Rossi schiebt Lorenzo die Favoritenrolle zu

Durch Casey Stoners Verletzung wird die WM zwischen Jorge Lorenzo und Dani Pedrosa entschieden - Rossi favorisiert Lorenzo

Vor der Saison war klar: Casey Stoner ist nach seinem überlegenen Titel und den souveränen Vorsaisontests der haushohe Favorit für die Saison 2012. Spätestens mit seinem Sturz in Indy erhielten die Hoffnungen der Stoner-Fans aber einen herben Dämpfer. Vor Brünn kam dann die Schocknachricht: Der Weltmeister fällt mehrere Rennen aus. Damit war klar, dass die diesjährige Meisterschaft zwischen zwei Spaniern entschieden wird.

"Wenn Stoner sich in Indy nicht verletzt hätte, wäre er immer noch im WM-Kampf involviert. Er hat demonstriert, dass er sehr schnell ist", bemerkt Valentino Rossi, der nun von einem spanischen Weltmeister ausgeht: "Es wird ein toller Kampf zwischen Dani und Jorge, der womöglich erst im letzten Rennen der Saison entschieden wird."
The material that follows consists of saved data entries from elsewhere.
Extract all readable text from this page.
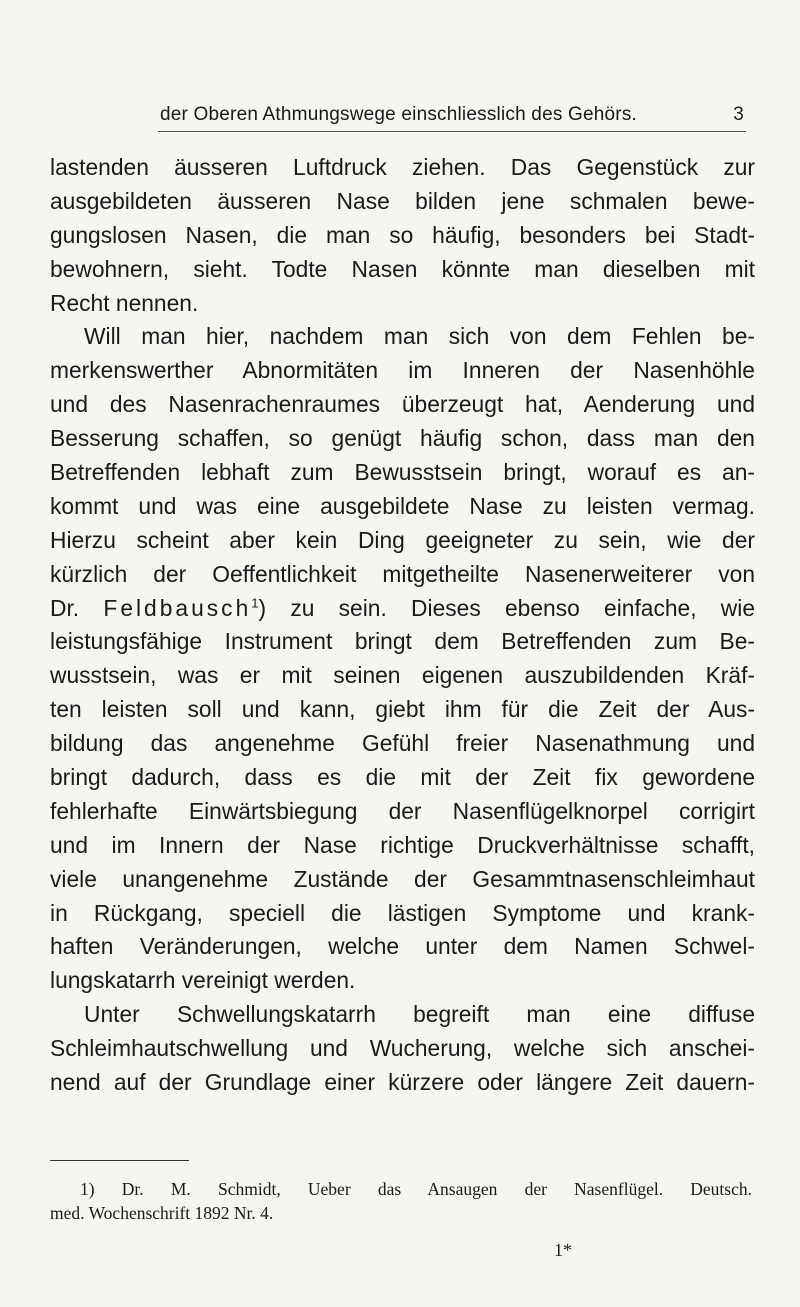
der Oberen Athmungswege einschliesslich des Gehörs.	3
lastenden äusseren Luftdruck ziehen. Das Gegenstück zur
ausgebildeten äusseren Nase bilden jene schmalen bewe-
gungslosen Nasen, die man so häufig, besonders bei Stadt-
bewohnern, sieht. Todte Nasen könnte man dieselben mit
Recht nennen.
Will man hier, nachdem man sich von dem Fehlen be-
merkenswerther Abnormitäten im Inneren der Nasenhöhle
und des Nasenrachenraumes überzeugt hat, Aenderung und
Besserung schaffen, so genügt häufig schon, dass man den
Betreffenden lebhaft zum Bewusstsein bringt, worauf es an-
kommt und was eine ausgebildete Nase zu leisten vermag.
Hierzu scheint aber kein Ding geeigneter zu sein, wie der
kürzlich der Oeffentlichkeit mitgetheilte Nasenerweiterer von
Dr. Feldbausch$^1$) zu sein. Dieses ebenso einfache, wie
leistungsfähige Instrument bringt dem Betreffenden zum Be-
wusstsein, was er mit seinen eigenen auszubildenden Kräf-
ten leisten soll und kann, giebt ihm für die Zeit der Aus-
bildung das angenehme Gefühl freier Nasenathmung und
bringt dadurch, dass es die mit der Zeit fix gewordene
fehlerhafte Einwärtsbiegung der Nasenflügelknorpel corrigirt
und im Innern der Nase richtige Druckverhältnisse schafft,
viele unangenehme Zustände der Gesammtnasenschleimhaut
in Rückgang, speciell die lästigen Symptome und krank-
haften Veränderungen, welche unter dem Namen Schwel-
lungskatarrh vereinigt werden.
Unter Schwellungskatarrh begreift man eine diffuse
Schleimhautschwellung und Wucherung, welche sich anschei-
nend auf der Grundlage einer kürzere oder längere Zeit dauern-
1) Dr. M. Schmidt, Ueber das Ansaugen der Nasenflügel. Deutsch.
med. Wochenschrift 1892 Nr. 4.
1*
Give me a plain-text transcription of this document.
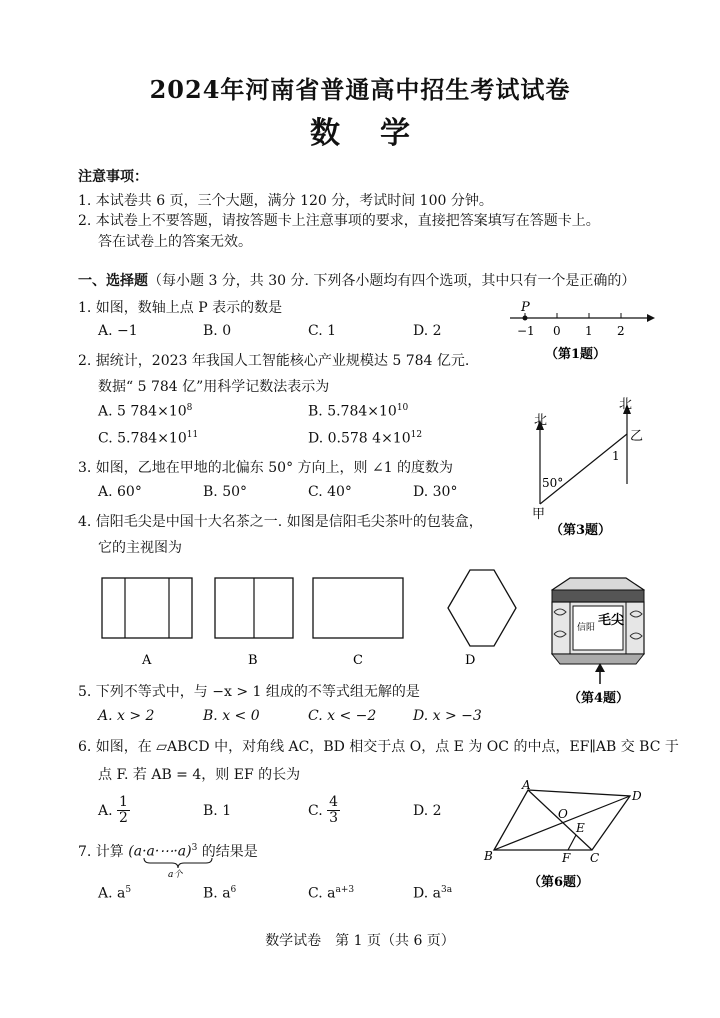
2024年河南省普通高中招生考试试卷
数学
注意事项：
1. 本试卷共 6 页，三个大题，满分 120 分，考试时间 100 分钟。
2. 本试卷上不要答题，请按答题卡上注意事项的要求，直接把答案填写在答题卡上。
答在试卷上的答案无效。
一、选择题（每小题 3 分，共 30 分. 下列各小题均有四个选项，其中只有一个是正确的）
1. 如图，数轴上点 P 表示的数是
A. −1	B. 0	C. 1	D. 2
P
−1 0 1 2
（第1题）
2. 据统计，2023 年我国人工智能核心产业规模达 5 784 亿元.
数据“ 5 784 亿”用科学记数法表示为
A. 5 $784\times 10^8$	B. $5.784\times 10^{10}$
C. $5.784\times 10^{11}$	D. 0.578 $4\times 10^{12}$
北
北
乙
甲
50°
1
（第3题）
3. 如图，乙地在甲地的北偏东 50° 方向上，则 ∠1 的度数为
A. 60°	B. 50°	C. 40°	D. 30°
4. 信阳毛尖是中国十大名茶之一. 如图是信阳毛尖茶叶的包装盒，
它的主视图为
A	B	C	D
毛尖
信阳
（第4题）
5. 下列不等式中，与 −x > 1 组成的不等式组无解的是
A. x > 2	B. x < 0	C. x < −2	D. x > −3
6. 如图，在 ▱ABCD 中，对角线 AC，BD 相交于点 O，点 E 为 OC 的中点，EF∥AB 交 BC 于
点 F. 若 AB = 4，则 EF 的长为
A. $\frac{1}{2}$	B. 1	C. $\frac{4}{3}$	D. 2
A
D
O
E
B	F C
（第6题）
7. 计算 (a·a·⋯·a)$^3$ 的结果是
a个
A. $a^5$	B. $a^6$	C. $a^{a+3}$	D. $a^{3a}$
数学试卷　第 1 页（共 6 页）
Die Favoritenrolle lässt Rossi seinem ehemaligen und zukünftigen Teamkollegen zukommen: "Ich denke, dass Jorge der Favorit ist, weil er einen Punktevorsprung hat. Zudem holt er zweite Plätze, wenn er nicht gewinnt. Er ist also schnell und konstant. Honda und Dani sind aber nicht zu unterschätzen. Es kommen Strecken, die dieser Kombination liegen sollten. Ich denke dennoch, dass Jorge der Favorit ist. Es wird ein toller Kampf."
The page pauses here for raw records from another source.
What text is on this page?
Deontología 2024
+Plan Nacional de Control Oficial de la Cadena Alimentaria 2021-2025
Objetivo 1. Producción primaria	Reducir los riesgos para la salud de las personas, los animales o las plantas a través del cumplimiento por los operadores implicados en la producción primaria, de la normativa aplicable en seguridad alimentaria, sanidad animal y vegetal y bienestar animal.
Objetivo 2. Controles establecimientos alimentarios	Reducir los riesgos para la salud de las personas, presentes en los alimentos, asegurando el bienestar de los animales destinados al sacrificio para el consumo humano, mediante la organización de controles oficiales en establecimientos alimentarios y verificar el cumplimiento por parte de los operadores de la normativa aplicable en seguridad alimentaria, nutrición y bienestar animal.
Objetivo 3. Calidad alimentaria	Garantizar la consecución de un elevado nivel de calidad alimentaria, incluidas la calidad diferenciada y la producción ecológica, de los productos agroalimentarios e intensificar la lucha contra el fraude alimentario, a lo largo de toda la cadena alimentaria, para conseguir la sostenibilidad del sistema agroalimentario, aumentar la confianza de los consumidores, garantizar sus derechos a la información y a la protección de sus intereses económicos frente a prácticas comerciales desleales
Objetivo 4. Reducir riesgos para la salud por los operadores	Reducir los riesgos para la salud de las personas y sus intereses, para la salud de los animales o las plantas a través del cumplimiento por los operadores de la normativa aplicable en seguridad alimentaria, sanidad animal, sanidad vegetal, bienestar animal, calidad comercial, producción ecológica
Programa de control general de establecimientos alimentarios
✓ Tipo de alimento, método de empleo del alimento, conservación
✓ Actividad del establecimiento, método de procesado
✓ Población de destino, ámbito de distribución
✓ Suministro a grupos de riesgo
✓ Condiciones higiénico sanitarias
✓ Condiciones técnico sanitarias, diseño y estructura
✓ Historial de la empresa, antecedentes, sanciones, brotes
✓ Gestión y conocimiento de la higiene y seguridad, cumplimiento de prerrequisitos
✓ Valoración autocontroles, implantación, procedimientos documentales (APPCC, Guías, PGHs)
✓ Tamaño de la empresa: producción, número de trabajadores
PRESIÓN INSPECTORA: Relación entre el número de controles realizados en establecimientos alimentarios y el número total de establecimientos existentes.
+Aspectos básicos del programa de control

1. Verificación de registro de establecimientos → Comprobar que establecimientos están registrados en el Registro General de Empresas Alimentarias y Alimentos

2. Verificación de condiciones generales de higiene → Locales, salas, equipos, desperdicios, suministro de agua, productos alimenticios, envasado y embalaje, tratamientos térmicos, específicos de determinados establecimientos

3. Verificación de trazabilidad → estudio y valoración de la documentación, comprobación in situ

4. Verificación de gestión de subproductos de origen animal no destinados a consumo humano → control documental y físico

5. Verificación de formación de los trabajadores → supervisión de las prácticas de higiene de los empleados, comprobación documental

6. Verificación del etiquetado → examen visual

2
Selbst nach Pedrosas eindrucksvollen Sieg in Brünn favorisiert Rossi Lorenzo, der seit drei Rennen sieglos ist: "Der Favorit bleibt Lorenzo, aber ich schätze es ist 60:40, weil er bei den Punkten im Vorteil ist. Es ist aber ein kleiner Vorteil. Beide müssen sich konzentrieren und dürfen keine Fehler machen. Das Resultat von Brünn ist für Lorenzo nicht negativ, aber es kann für Pedrosa positiv sein, weil er Lorenzo in der letzten Runde geschlagen hat."

"Die letzten sechs Rennen werden interessant. Pedrosa hat seine Karten sehr gut ausgespielt. Es war ein guter Kampf. Wir brauchen MotoGP-Rennen mit solchen Kämpfen in der letzten Runde, weil es aufregend ist", fordert Rossi, der ab kommender Saison wieder um Siege kämpfen möchte. Neben den Fans, die sich auch weiterhin auf spannende Rennen freuen dürfen, haben vor allem die spanischen Fans allen Grund zur Freude.

Nach dem Rennen in Tschechien liegt Stoner bereits 59 Punkte zurück. In Misano wird der Australier weitere Punkte einbüßen. Andrea Dovizioso ist zu weit weg, als dass er im Kampf um den Titel noch eine Rolle spielen könnte. Weltmeister wird 2012 also ein Spanier. Zwischen Pedrosa und Lorenzo liegen nur noch 13 WM-Zähler - ein Ausfall und die Situation ändert sicht komplett.

Ob Pedrosa gegen einen Spanier kämpfen muss oder einen Fahrer aus einem anderen Land, spielt für den Honda-Werkspiloten eine untergeordnete Rolle: "Es ändert sich nichts. Das Einzige was sich ändert ist, dass die Spanier sich garantiert über einen spanischen Weltmeister freuen können. Wenn man gegen jemanden kämpft, dann spielt die Nationalität keine Rolle. Man konzentriert sich darauf, sein Bestes zu geben, stärker zu werden und Rennen zu gewinnen. Jorge war in den vergangenen Jahren sehr schnell und konstant."

"Ich denke, dass es für die spanischen Fans toll ist, zwei Spanier um den Titel kämpfen zu sehen", bestätigt auch Lorenzo. "Der Schnellere wird siegen. Für mich ändert sich aber nichts. Ich möchte gewinnen. Ich möchte immer gewinnen. In manchen Rennen ist es möglich, in manchen nicht. In Brünn habe ich es versucht", so der momentane WM-Leader.